Business ethics is an interesting branch of business theory, primarily because of the fact that they are inherently interesting in a market economy. Webster’s defines ethics as “the discipline dealing with what is good and bad or right and wrong or with moral duty and obligation.” (Unabridged, 1961.) The word derives from the Greek word meaning “moral,” a Latin word with roots in “mores” or “customs”—in other words the values held by society.
Part of business ethics is responsibility to the investor and for that reason companies with strong reputations in the field of ethical business behavior are also companies that tend to attract more investment from people that are new into the market.
The issues of business social responsibility, ethics, and environmental protection are on the agenda of modern companies.Social responsibility of business ethics and environmental protection are equally important and urgent tasks of modern business than the financial performance of the organization or the pay of top managers, because the issues of corporate responsibility are able to provide the same impact on business reputation and business value, as well as standard indicators of economic growth.

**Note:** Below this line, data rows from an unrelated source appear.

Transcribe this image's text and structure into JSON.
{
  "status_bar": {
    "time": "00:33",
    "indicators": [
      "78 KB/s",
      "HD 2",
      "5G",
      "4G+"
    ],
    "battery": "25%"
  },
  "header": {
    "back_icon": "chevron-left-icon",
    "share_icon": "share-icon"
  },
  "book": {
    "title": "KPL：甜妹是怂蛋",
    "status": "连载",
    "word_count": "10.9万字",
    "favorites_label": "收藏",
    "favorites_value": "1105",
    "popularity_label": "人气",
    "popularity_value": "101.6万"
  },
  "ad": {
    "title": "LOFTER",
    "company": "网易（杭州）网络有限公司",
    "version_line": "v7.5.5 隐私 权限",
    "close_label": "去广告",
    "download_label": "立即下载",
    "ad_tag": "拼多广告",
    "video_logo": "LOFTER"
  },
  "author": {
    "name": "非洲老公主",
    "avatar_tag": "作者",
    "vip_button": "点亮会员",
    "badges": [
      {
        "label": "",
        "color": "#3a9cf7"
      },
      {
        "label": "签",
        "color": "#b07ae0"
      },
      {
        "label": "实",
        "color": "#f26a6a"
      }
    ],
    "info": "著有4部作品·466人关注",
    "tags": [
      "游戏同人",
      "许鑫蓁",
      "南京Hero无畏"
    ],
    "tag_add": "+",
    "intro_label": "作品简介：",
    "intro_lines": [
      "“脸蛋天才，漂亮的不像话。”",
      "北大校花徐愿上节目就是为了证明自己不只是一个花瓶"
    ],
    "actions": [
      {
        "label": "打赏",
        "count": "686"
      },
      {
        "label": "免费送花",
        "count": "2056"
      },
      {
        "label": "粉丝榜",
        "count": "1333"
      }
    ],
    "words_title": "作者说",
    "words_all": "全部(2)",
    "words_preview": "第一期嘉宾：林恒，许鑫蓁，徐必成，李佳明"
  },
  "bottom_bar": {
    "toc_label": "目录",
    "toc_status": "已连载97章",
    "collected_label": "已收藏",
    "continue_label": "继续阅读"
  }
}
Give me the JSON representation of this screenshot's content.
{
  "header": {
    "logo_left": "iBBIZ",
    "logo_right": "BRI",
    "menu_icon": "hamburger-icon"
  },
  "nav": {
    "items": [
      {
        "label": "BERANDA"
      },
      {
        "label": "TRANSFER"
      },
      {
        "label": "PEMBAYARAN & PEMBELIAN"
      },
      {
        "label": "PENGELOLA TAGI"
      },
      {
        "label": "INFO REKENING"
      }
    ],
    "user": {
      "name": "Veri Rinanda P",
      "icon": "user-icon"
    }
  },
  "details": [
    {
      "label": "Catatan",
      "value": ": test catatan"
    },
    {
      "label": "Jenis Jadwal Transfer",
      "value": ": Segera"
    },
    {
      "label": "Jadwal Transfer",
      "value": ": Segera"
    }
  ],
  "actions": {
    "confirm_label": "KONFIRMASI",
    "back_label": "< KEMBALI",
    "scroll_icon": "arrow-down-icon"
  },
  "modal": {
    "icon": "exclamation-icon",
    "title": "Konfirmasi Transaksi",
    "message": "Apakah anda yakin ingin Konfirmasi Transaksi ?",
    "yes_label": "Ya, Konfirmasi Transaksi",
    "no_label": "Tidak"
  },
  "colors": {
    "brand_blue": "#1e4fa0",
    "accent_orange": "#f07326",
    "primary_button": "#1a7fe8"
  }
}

Post-structural and post-foundational currents in business ethics: Post-structural and post-foundational theories, which are often, if falsely, accused of moral relativism (‘anything goes’), ask what business ethics becomes if one abandons the notion of a final (transcendental) ground upon which businesses’ moral course of action can be based.
Largely reacting to neoclassical economics, which holds that the sole responsibility of business is to maximize its immediate bottom line subject to only the most minimal constraints of the law, advocates of corporate social responsibility argued that ethical management requires more than merely following the dictates of the law or signals of the market, the two institutions that otherwise guide business behavior.